This post is the final part of a two-part series on analyzing recently found CVE-2018-1002105. In the last post, I covered the overview of Kubernetes (K8s) vulnerability (CVE-2018-1002105). Using an example API request flow, I explained how the vulnerability may lead to privilege escalation or anonymous access to K8s cluster using an example request flow.

In this post, I’ll go over the key underlying design elements in K8s that contributed to the vulnerability. And most importantly, how the vulnerability brings forward the challenges of securing any distributed microservice application. Finally, I’ll cover the key takeaways about how organizations can avoid such kind of vulnerability while adopting microservices architectural pattern for their applications.

Key design elements that contributed to CVE-2018-1002105

API server acts as a centralized AAA gateway

In Kubernetes security architecture, the API server acts as a centralized AAA gateway that provides authentication and authorization for all API requests. Once a request has been authenticated and authorized by the API server, the other services do not perform any further security checks and just rely on the trusted connection from the API server.

This architecture is similar to the traditional perimeter security/firewall based security. Perimeter security based architectures expose the single point of failure in the security infrastructure. If the perimeter is breached, the lack of inside (aka east-west) security checks allows a hacker to penetrate easily.

This vulnerability mainly resulted from the API server acting as the only authentication and authorization enforcement point in K8s platform. By disabling the API server from the request path, an attacker was able to penetrate inside the other services inside the K8s platform.

API server acts as a privilege escalation point

In K8s, API server elevates the privilege of an end user request while proxying it to the other services.

As API Server initiate connections to services behind it, API Server uses certificate-based authentication to authenticate itself to the services. The certificate that is used for authentication grants the requests over connection the ‘cluster-admin’ privileges. Backend services allow the requests over the authenticated connections to perform any operation that is allowed by cluster-admin role.

So while the connection between user and API server only has permissions as allowed by user’s roles, the connection between an API server and backend services has cluster-admin privilege. API server connects these two connections and bridges data from each other in a bi-directional manner. This results into privilege escalation for the requests that are coming from the user as they make their way onto the other side of the connection.

This behavior enabled a privilege escalation attack.

How the vulnerability is about the challenges of securing microservices in general

While K8s is a platform for deployment of microservices, it itself is based on microservices architecture and consists of multiple individual services that jointly work together to provide the full platform functionality.

Distributed microservices requires distributed security

The attack could have been prevented if the other services behind the API server were doing their own security checks.

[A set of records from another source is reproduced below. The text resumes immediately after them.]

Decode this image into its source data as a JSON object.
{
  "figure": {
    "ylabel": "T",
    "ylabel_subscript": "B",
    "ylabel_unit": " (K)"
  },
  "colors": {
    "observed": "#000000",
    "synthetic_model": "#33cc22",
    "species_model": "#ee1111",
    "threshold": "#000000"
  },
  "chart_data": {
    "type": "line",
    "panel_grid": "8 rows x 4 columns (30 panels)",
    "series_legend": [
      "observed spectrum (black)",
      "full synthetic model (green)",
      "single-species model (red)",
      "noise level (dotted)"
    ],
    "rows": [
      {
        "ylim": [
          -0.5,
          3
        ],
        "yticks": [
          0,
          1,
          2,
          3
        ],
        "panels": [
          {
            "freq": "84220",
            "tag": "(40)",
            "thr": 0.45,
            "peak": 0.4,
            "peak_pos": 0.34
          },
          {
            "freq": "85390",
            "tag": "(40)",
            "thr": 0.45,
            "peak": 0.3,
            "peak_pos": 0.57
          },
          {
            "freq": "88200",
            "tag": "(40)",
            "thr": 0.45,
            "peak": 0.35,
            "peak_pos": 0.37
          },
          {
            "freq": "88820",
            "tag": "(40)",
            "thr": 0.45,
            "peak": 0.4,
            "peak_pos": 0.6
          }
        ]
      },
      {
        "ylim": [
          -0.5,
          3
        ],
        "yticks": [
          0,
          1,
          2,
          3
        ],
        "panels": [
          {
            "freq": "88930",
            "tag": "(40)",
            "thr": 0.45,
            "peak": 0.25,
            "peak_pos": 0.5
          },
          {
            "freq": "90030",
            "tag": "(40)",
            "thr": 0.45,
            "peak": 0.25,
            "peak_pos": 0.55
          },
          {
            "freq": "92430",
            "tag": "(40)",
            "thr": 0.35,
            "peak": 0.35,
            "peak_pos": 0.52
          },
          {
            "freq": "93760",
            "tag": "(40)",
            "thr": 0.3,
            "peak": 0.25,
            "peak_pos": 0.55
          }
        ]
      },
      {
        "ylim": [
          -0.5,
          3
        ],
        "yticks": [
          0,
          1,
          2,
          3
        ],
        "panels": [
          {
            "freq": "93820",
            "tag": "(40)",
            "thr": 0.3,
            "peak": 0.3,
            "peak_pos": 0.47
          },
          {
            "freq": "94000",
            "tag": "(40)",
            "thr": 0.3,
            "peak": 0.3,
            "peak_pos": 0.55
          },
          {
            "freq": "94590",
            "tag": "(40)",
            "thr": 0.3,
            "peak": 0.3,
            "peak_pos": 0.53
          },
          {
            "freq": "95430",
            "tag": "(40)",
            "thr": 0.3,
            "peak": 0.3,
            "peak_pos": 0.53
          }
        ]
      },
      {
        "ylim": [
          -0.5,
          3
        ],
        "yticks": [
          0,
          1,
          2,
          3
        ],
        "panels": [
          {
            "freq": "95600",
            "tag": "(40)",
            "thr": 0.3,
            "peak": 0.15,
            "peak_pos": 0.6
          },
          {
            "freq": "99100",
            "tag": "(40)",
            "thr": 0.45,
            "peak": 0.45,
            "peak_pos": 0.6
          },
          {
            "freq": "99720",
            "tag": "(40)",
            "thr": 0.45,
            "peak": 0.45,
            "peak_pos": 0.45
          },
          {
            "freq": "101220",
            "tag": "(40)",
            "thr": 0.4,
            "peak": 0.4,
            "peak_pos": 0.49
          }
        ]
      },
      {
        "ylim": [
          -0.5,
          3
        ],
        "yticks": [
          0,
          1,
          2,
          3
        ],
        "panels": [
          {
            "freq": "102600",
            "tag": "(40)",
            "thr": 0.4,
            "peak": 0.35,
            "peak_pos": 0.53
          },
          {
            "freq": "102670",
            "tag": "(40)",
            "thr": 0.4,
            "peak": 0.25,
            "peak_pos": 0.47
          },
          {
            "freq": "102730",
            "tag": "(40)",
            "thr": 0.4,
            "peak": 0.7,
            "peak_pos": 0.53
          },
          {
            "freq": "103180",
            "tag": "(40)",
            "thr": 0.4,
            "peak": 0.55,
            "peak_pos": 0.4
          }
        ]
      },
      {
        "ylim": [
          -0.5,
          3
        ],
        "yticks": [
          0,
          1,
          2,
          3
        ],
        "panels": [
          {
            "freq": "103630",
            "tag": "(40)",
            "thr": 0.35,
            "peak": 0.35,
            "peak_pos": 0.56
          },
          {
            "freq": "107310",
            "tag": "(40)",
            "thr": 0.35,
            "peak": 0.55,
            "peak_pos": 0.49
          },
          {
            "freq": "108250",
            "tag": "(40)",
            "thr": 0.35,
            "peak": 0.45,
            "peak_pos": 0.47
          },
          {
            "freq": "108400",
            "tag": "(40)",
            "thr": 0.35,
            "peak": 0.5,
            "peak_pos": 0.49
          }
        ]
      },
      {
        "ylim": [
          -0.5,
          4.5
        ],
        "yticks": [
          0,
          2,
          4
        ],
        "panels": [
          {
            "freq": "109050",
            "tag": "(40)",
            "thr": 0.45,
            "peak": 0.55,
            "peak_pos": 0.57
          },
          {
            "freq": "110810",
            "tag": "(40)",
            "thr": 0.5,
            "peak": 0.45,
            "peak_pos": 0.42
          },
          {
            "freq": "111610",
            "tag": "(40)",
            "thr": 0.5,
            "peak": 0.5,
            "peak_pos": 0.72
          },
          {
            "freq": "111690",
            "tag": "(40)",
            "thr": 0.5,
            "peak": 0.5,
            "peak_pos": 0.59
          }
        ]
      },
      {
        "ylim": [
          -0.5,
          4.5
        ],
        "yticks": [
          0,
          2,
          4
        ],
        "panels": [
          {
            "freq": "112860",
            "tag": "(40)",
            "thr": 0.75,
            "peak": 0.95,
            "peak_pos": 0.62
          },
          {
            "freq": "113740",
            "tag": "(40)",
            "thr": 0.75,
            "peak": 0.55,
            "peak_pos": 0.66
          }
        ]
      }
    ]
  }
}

Making the API server as the only enforcement point is the main underlying cause of the vulnerability.

In the microservice architecture, there is very little difference between an external facing service and an internal service from a security point of view. As each service is exposing an API endpoint and is accepting API requests, each service must be responsible for its own security. Delegating the security to a centralized service creates a single point of failure in security infrastructure. This vulnerability underlines that the distributed microservices applications require distributed security checks and enforcement.

Deeper visibility into inter-service interaction is important

The vulnerability became more severe as the unauthorized requests from attackers were made over a bypassed connection, and the API server didn’t log that as part of its audit log or server log. It made it difficult to know if the attackers were exploiting the vulnerability.

This emphasizes that a deeper application layer visibility is needed between the service interactions. Deeper visibility enables insight into the regular behavior of services interactions and allows the detection of abnormal behavior. Thus enabling a deeper defense against breaches. An attack could have been exposed if the interactions between the API server and other services were visible to K8 administrators.

Key Takeaways

As microservices adoption is growing, fueled by their compelling benefits in terms of agility and flexibility, securing the microservices requires organizations to consider a new set of principles while designing their security infrastructure.

As demonstrated by CVE-2018-1002105 securing microservices based applications requires distributed security enforcement. Perimeter security based architecture is insufficient and can expose a single point of failure from a security point of view. Organizations need to adopt a more comprehensive and distributed approach to security while developing a security architecture for their micro-services.

Also, deeper application-layer visibility into the inter-service interactions becomes very critical from the security and operation point of view. Organizations need to ensure that there are no blind spots in their microservice deployments.